About Aggregating Parent-Child Hierarchies
You must determine how to aggregate the stored facts to calculate the aggregated facts for higher level members of the parent-child hierarchy.
In addition to choosing the correct aggregation function for the measure, you must decide if you need to roll up the fact values recorded for lower-level members to calculate the values for higher-level members. In some cases, rolling up the facts of lower-level members of the parent-child hierarchy makes sense. In other cases such as with a pre-aggregated fact table or a measure that's intended to show each member's individual contribution, rolling up the facts from lower-level members of the parent-child hierarchy is incorrect.
Rolling up facts from lower-level members of a parent-child hierarchy
If a fact table only stores facts for the leaf members of a parent-child hierarchy or if the fact table only records each member's individual contribution, then most likely the values stored in the fact table must be rolled up to obtain the correct aggregated value for higher-level members of the parent-child hierarchy. Rolling up the facts along a parent-child hierarchy is achieved by joining the fact table to the dimension table through the parent-child relationship table, see Add the Parent-Child Relationship Table to the Semantic Model.
For a fact table that stores facts only for the leaf members such as the product revenue fact table, this modeling technique calculates aggregate values that correctly summarize all the facts for the leaf-level members.
For a fact table that stores the individual contribution of both leaf members and non-leaf members, this technique computes a hierarchical aggregate that summarizes the individual contributions of the member and all its members.
Modeling individual contribution measures
To report the individual contribution of each member, in addition, to reporting the summarized hierarchical aggregate that rolls up the individual contributions of multiple members, you must create two separate fact logical table sources. One fact logical table source maps the base fact table and the parent child relationship table. This is the logical table source for the hierarchical aggregate measure. The second fact logical table source maps only an alias of the fact table. This fact table alias should join directly with the dimension table rather than joining indirectly through the parent-child relationship table. This is the logical table source for the individual contribution measure.
Modeling pre-aggregated measures
Some fact tables contain pre-aggregated data that's populated for all members of the parent-child hierarchy. For example, the fact value for a root member might be populated with the aggregation of the data for all of its descendent members. It's important to ensure that queries don't aggregate the members from this dimension to avoid erroneous results.
To correctly model this type of parent-child hierarchy, you must create a parent-child relationship table to support hierarchical filter functions like IsAncestor and IsDescendant. You can join the parent-child dimension table directly with the fact table rather than joining through the parent-child relationship table to ensure that the pre-aggregated member value is returned, rather than rolling up all the descendants.

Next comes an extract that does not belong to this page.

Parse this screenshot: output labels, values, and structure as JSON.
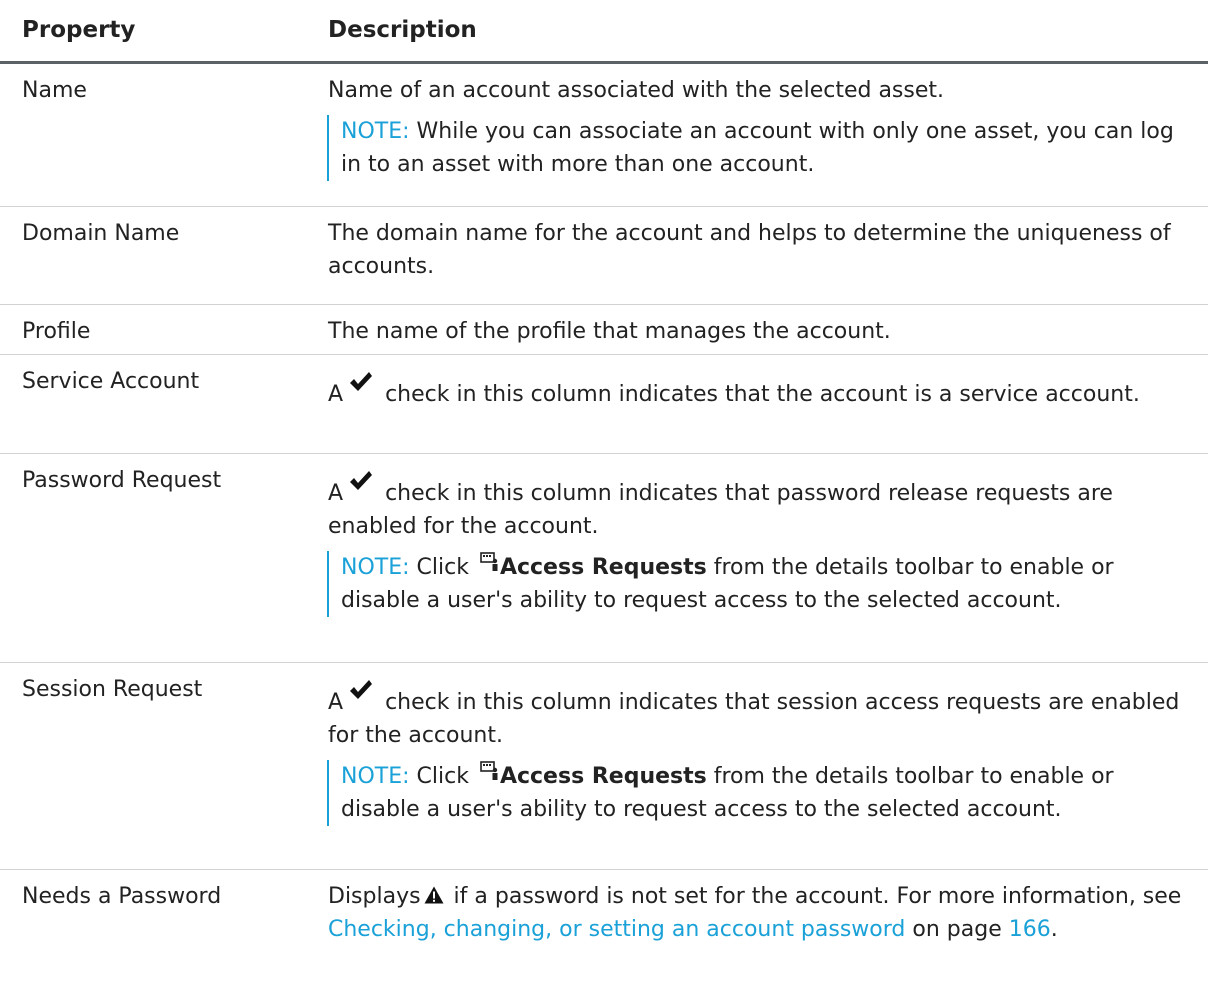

Don't modify the parent-child relationship table script to only include the self rows, because doing so would break the IsAncestor and IsDescendant functions.
To achieve the correct aggregation for dimensions of this type, you must determine what you want to see as a grand total when the parent-child hierarchy is aggregated. For example, assume that your hierarchy contains a single root member, and you want to display the pre-aggregated value for this root member. You must first create an additional fact logical table source mapped at the Total level of the parent-child hierarchy. Next, in the logical table source, create a WHERE clause filter that selects only the root member.

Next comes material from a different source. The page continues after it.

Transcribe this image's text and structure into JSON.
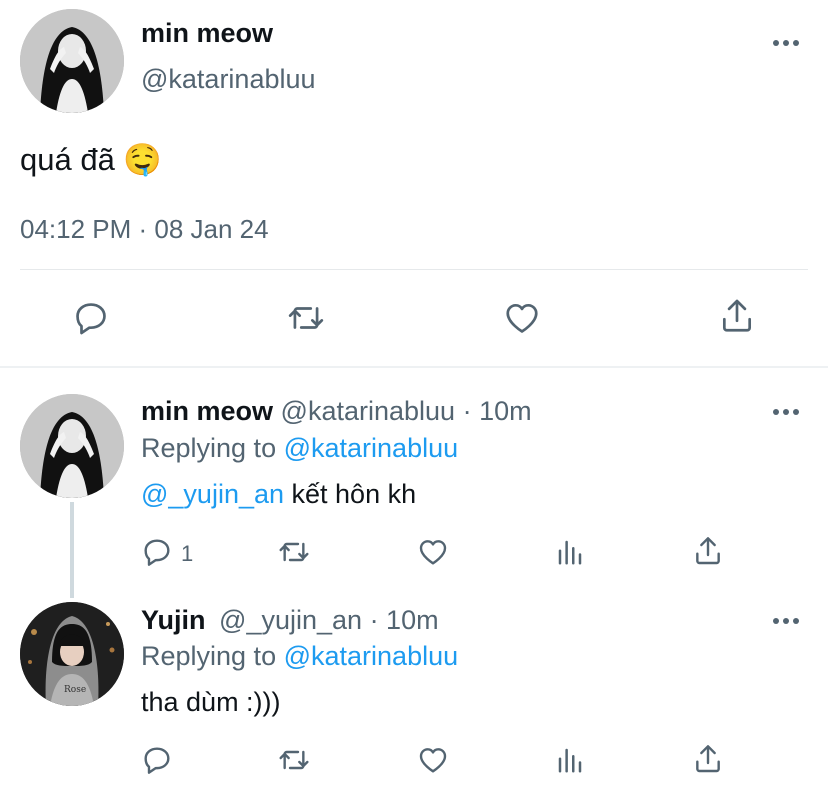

With this model in place, for queries that are at the Total level of the parent-child hierarchy, the Oracle Analytics query engine selects the aggregate logical table source and applies the root member WHERE clause filter. For queries that are at the Detail level, the Oracle Analytics query engine selects the detailed logical table source and returns the pre-aggregated member values. In either case, it doesn't matter how the aggregation rule is set, because there is a pre-aggregated source at each level.

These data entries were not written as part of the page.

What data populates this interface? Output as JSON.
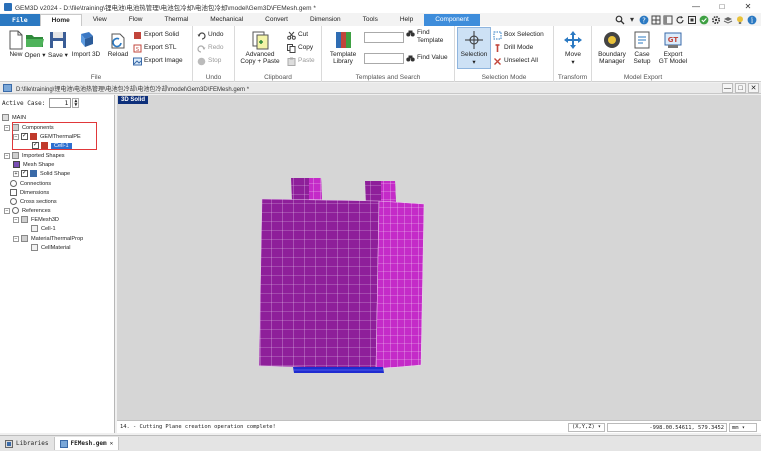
{
  "window": {
    "title": "GEM3D v2024 - D:\\file\\training\\锂电池\\电池热管理\\电池包冷却\\电池包冷却\\model\\Gem3D\\FEMesh.gem *",
    "controls": [
      "—",
      "□",
      "✕"
    ]
  },
  "ribbon_tabs": [
    "File",
    "Home",
    "View",
    "Flow",
    "Thermal",
    "Mechanical",
    "Convert",
    "Dimension",
    "Tools",
    "Help",
    "Component"
  ],
  "active_tab": "Home",
  "ribbon": {
    "file_group": {
      "label": "File",
      "new": "New",
      "open": "Open",
      "save": "Save",
      "import3d": "Import 3D",
      "reload": "Reload",
      "export_solid": "Export Solid",
      "export_stl": "Export STL",
      "export_image": "Export Image"
    },
    "undo_group": {
      "label": "Undo",
      "undo": "Undo",
      "redo": "Redo",
      "stop": "Stop"
    },
    "clipboard_group": {
      "label": "Clipboard",
      "advanced_copy_paste_line1": "Advanced",
      "advanced_copy_paste_line2": "Copy + Paste",
      "cut": "Cut",
      "copy": "Copy",
      "paste": "Paste"
    },
    "templates_group": {
      "label": "Templates and Search",
      "template_library_line1": "Template",
      "template_library_line2": "Library",
      "find_template_line1": "Find",
      "find_template_line2": "Template",
      "find_value": "Find Value"
    },
    "selection_group": {
      "label": "Selection Mode",
      "selection": "Selection",
      "box_selection": "Box Selection",
      "drill_mode": "Drill Mode",
      "unselect_all": "Unselect All"
    },
    "transform_group": {
      "label": "Transform",
      "move": "Move"
    },
    "model_export_group": {
      "label": "Model Export",
      "boundary_manager_line1": "Boundary",
      "boundary_manager_line2": "Manager",
      "case_setup_line1": "Case",
      "case_setup_line2": "Setup",
      "export_gt_model_line1": "Export",
      "export_gt_model_line2": "GT Model"
    }
  },
  "document_path": "D:\\file\\training\\锂电池\\电池热管理\\电池包冷却\\电池包冷却\\model\\Gem3D\\FEMesh.gem *",
  "left_panel": {
    "active_case_label": "Active Case:",
    "active_case_value": "1",
    "tree": {
      "main": "MAIN",
      "components": "Components",
      "gem_thermal_pe": "GEMThermalPE",
      "cell1": "Cell-1",
      "imported_shapes": "Imported Shapes",
      "mesh_shape": "Mesh Shape",
      "solid_shape": "Solid Shape",
      "connections": "Connections",
      "dimensions": "Dimensions",
      "cross_sections": "Cross sections",
      "references": "References",
      "femesh3d": "FEMesh3D",
      "femesh_cell1": "Cell-1",
      "material_thermal_prop": "MaterialThermalProp",
      "cell_material": "CellMaterial"
    }
  },
  "viewport": {
    "label": "3D Solid"
  },
  "status": {
    "message": "14. - Cutting Plane creation operation complete!",
    "coord_system": "(X,Y,Z)",
    "coords": "-998.00.54611, 579.3452",
    "unit": "mm"
  },
  "bottom_tabs": [
    "Libraries",
    "FEMesh.gem"
  ],
  "colors": {
    "file_tab": "#2b79c2",
    "component_tab": "#3e8ddb",
    "mesh_dark": "#8e1f9a",
    "mesh_light": "#c42bc8",
    "cooling_plate": "#1f2bd0",
    "selection_box": "#e0383a"
  }
}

Use this approach only if the queries are at the Total or Detail level of the parent-child dimension. For queries that group by some non-unique attribute of the parent-child dimension, the aggregation might not be correct. For example, if an Employee dimension has a Location attribute, and a query groups by Employee.Location, then double counting is likely because an employee often reports to other employees at the same location. Because of this, when fact tables contain pre-aggregated member values, you should avoid grouping by non-unique attributes of the parent-child dimension. If grouping by those attributes is unavoidable, then you should model them as separate dimensions.